Actualmente, Odemira está integrada na Unidade Local de Saúde do Litoral Alentejano (ULSLA). Apesar de a necessidade de ter quatro psiquiatras estar identificada, nos concursos as vagas ficam sempre por preencher e a ULSLA continua sem psiquiatra no corpo clínico. O que existe é um psiquiatra do Centro Hospitalar de Setúbal que se desloca uma vez por semana, alternadamente, a Alcácer do Sal, Grândola, Santiago do Cacém e Sines.

Os doentes de Odemira que precisem de ir ao psiquiatra têm de se deslocar até Sines. Em situações agudas, são encaminhados para o Centro Hospitalar de Setúbal e, em situações crónicas, esse encaminhamento é feito para unidades de tratamento especializadas em Psiquiatria e Saúde Mental de Lisboa.

Álvaro de Carvalho ressalva, porém, que "a maioria das pessoas com problemas de saúde mental recorre aos clínicos gerais e não ao psiquiatra", sendo por isso importante apostar nas sensibilização destes profissionais, bem como enfermeiros e assistentes sociais, para que saibam reconhecer os sinais de alerta.

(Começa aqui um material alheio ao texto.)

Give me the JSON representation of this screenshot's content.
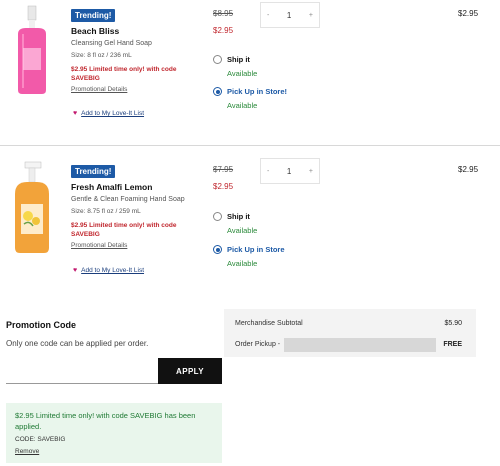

Se a tudo isto juntarmos as dificuldades que estas pessoas têm para se deslocarem até ao centro de saúde ou qualquer outro sítio, Álvaro de Carvalho defende que projectos como A Vida Vale podem "fazer a diferença". Apesar de cotado na Bolsa de Valores Sociais (BVS), o projecto A Vida Vale conseguiu arrecadar poucos apoios através deste instrumento, tendo ido buscar financiamento sobretudo à DGS.

Bolsa tem reunido pouco dinheiro

Desde que foi criada, em 2009, a BVS portuguesa tem ficado aquém das expectativas na angariação de verbas para financiar projectos sociais. No primeiro ano, conseguiu 250 mil quando a meta eram 500 mil; este ano ficou-se pelos 100 mil euros. O fundador da bolsa, Celso Grecco, atribui os baixos valores à crise e não à falta de solidariedade dos portugueses.

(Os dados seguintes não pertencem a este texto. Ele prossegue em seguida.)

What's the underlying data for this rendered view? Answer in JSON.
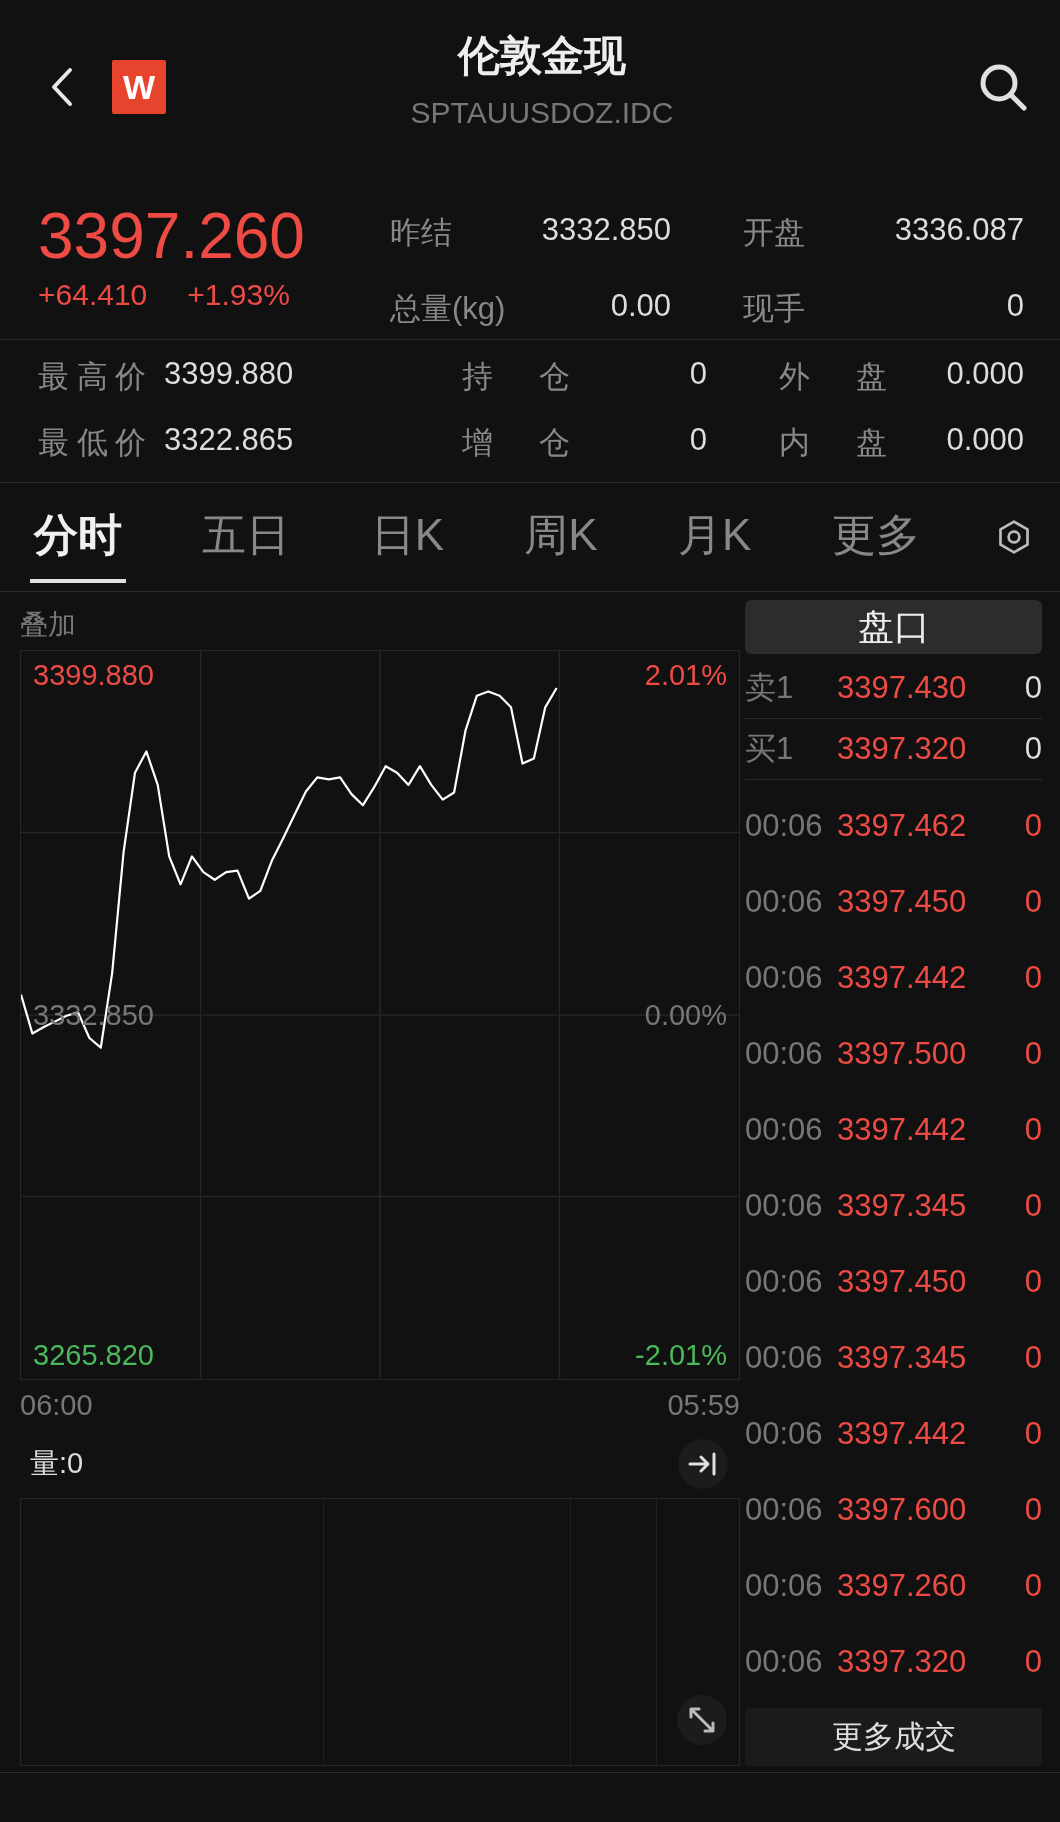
{
  "header": {
    "badge": "W",
    "title": "伦敦金现",
    "subtitle": "SPTAUUSDOZ.IDC"
  },
  "quote": {
    "price": "3397.260",
    "change": "+64.410",
    "change_pct": "+1.93%",
    "color": "#ee4b45"
  },
  "summary": [
    {
      "label": "昨结",
      "value": "3332.850"
    },
    {
      "label": "开盘",
      "value": "3336.087"
    },
    {
      "label": "总量(kg)",
      "value": "0.00"
    },
    {
      "label": "现手",
      "value": "0"
    }
  ],
  "details": [
    {
      "label": "最高价",
      "value": "3399.880"
    },
    {
      "label": "持仓",
      "value": "0"
    },
    {
      "label": "外盘",
      "value": "0.000"
    },
    {
      "label": "最低价",
      "value": "3322.865"
    },
    {
      "label": "增仓",
      "value": "0"
    },
    {
      "label": "内盘",
      "value": "0.000"
    }
  ],
  "tabs": [
    {
      "label": "分时",
      "selected": true
    },
    {
      "label": "五日",
      "selected": false
    },
    {
      "label": "日K",
      "selected": false
    },
    {
      "label": "周K",
      "selected": false
    },
    {
      "label": "月K",
      "selected": false
    },
    {
      "label": "更多",
      "selected": false
    }
  ],
  "chart": {
    "overlay": "叠加",
    "percent_labels": [
      {
        "text": "2.01%",
        "color": "#ee4b45"
      },
      {
        "text": "0.00%",
        "color": "#777777"
      },
      {
        "text": "-2.01%",
        "color": "#4cb85c"
      }
    ],
    "start_time": "06:00",
    "end_time": "05:59",
    "volume_label": "量:0",
    "chart_data": {
      "type": "line",
      "ylim": [
        3261.1,
        3404.6
      ],
      "yticks": [
        {
          "value": 3399.88,
          "label": "3399.880"
        },
        {
          "value": 3332.85,
          "label": "3332.850"
        },
        {
          "value": 3265.82,
          "label": "3265.820"
        }
      ],
      "series": [
        {
          "color": "#ffffff",
          "values": [
            3336.9,
            3329.2,
            3330.5,
            3331.6,
            3332.7,
            3333.4,
            3328.3,
            3326.4,
            3341.1,
            3365.0,
            3380.6,
            3384.8,
            3378.2,
            3364.1,
            3358.6,
            3364.1,
            3361.0,
            3359.5,
            3361.0,
            3361.3,
            3355.8,
            3357.3,
            3363.2,
            3367.7,
            3372.3,
            3376.9,
            3379.7,
            3379.3,
            3379.7,
            3376.4,
            3374.2,
            3377.8,
            3381.9,
            3380.6,
            3378.2,
            3381.9,
            3378.2,
            3375.3,
            3376.7,
            3388.9,
            3395.8,
            3396.6,
            3395.8,
            3393.5,
            3382.4,
            3383.4,
            3393.5,
            3397.3,
            null,
            null,
            null,
            null,
            null,
            null,
            null,
            null,
            null,
            null,
            null,
            null,
            null,
            null,
            null,
            null
          ]
        }
      ]
    }
  },
  "order_book": {
    "button": "盘口",
    "quotes": [
      {
        "label": "卖1",
        "price": "3397.430",
        "volume": "0"
      },
      {
        "label": "买1",
        "price": "3397.320",
        "volume": "0"
      }
    ],
    "trades": [
      {
        "time": "00:06",
        "price": "3397.462",
        "volume": "0"
      },
      {
        "time": "00:06",
        "price": "3397.450",
        "volume": "0"
      },
      {
        "time": "00:06",
        "price": "3397.442",
        "volume": "0"
      },
      {
        "time": "00:06",
        "price": "3397.500",
        "volume": "0"
      },
      {
        "time": "00:06",
        "price": "3397.442",
        "volume": "0"
      },
      {
        "time": "00:06",
        "price": "3397.345",
        "volume": "0"
      },
      {
        "time": "00:06",
        "price": "3397.450",
        "volume": "0"
      },
      {
        "time": "00:06",
        "price": "3397.345",
        "volume": "0"
      },
      {
        "time": "00:06",
        "price": "3397.442",
        "volume": "0"
      },
      {
        "time": "00:06",
        "price": "3397.600",
        "volume": "0"
      },
      {
        "time": "00:06",
        "price": "3397.260",
        "volume": "0"
      },
      {
        "time": "00:06",
        "price": "3397.320",
        "volume": "0"
      }
    ],
    "more": "更多成交"
  }
}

A BVS reproduz o ambiente e o funcionamento de uma bolsa de valores, mas o investimento é feito em projectos sociais. “Qualquer pessoa pode tornar-se uma investidora social, mas apenas organizações sociais podem ter projectos cotados nesta bolsa”, diz. Apesar do conceito ter despertado interesse, no primeiro ano, a bolsa ficou aquém das expectativas. No total, desde que foi criada, em 2009, reuniu dois milhões de euros. Celso Grecco não esconde que os números o deixam frustrado, mas não o fazem desistir. Este ano, porém, a BVS decidiu suspender a cotação de novos projectos para se focar apenas na viabilização dos já cotados. Depois disso, deverá voltar a admitir a admissão de novos projectos.

Desde 2009, em 50 projectos, sete foram 100% financiados exclusivamente com recursos dos investidores sociais da bolsa e 27 foram-no através do Fundo Caixa Fã, uma parceria com a Caixa Geral de Depósitos.